🤖 AI Summary
To address geometric drift, color distortion, and shadow artifacts induced by illumination inconsistency in UAV-based multi-view 3D reconstruction, this paper introduces the first illumination-robustness benchmark dataset for UAVs. It acquires high-fidelity image sequences and precise camera calibration parameters under natural illumination variations across multiple time slots, via repeatable georeferenced fixed-path flights—explicitly decoupling illumination changes from geometric and viewpoint variations. Methodologically, it integrates multi-view stereo (MVS), structure-from-motion (SfM), and neural rendering, and proposes a standardized cross-illumination reconstruction evaluation protocol. This benchmark enables quantitative, real-world outdoor assessment of algorithmic robustness to illumination variation. It establishes a reliable foundation for evaluating illumination-consistent reconstruction and relightable 3D modeling, thereby advancing the practical deployment of 3D reconstruction in open, uncontrolled environments.
📝 Abstract
Illumination inconsistency is a fundamental challenge in multi-view 3D reconstruction. Variations in sunlight direction, cloud cover, and shadows break the constant-lighting assumption underlying both classical multi-view stereo (MVS) and structure from motion (SfM) pipelines and recent neural rendering methods, leading to geometry drift, color inconsistency, and shadow imprinting. This issue is especially critical in UAV-based reconstruction, where long flight durations and outdoor environments make lighting changes unavoidable.

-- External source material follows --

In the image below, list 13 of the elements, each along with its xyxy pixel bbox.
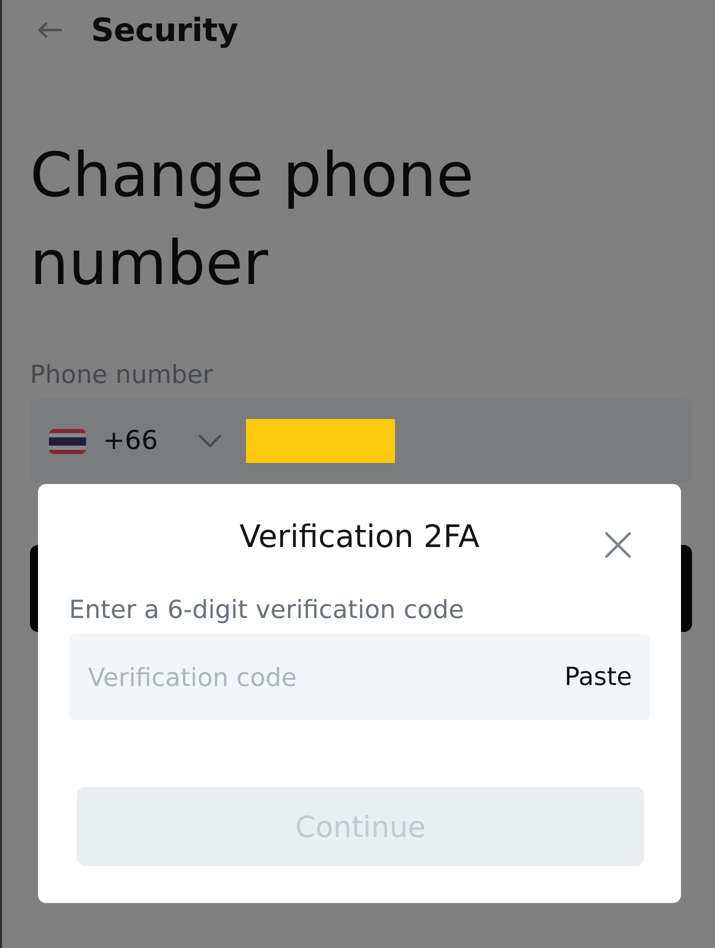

However, existing datasets either restrict capture to short time windows, thus lacking meaningful illumination diversity, or span months and seasons, where geometric and semantic changes confound the isolated study of lighting robustness. We introduce UAVLight, a controlled-yet-real benchmark for illumination-robust 3D reconstruction. Each scene is captured along repeatable, geo-referenced flight paths at multiple fixed times of day, producing natural lighting variation under consistent geometry, calibration, and viewpoints. With standardized evaluation protocols across lighting conditions, UAVLight provides a reliable foundation for developing and benchmarking reconstruction methods that are consistent, faithful, and relightable in real outdoor environments.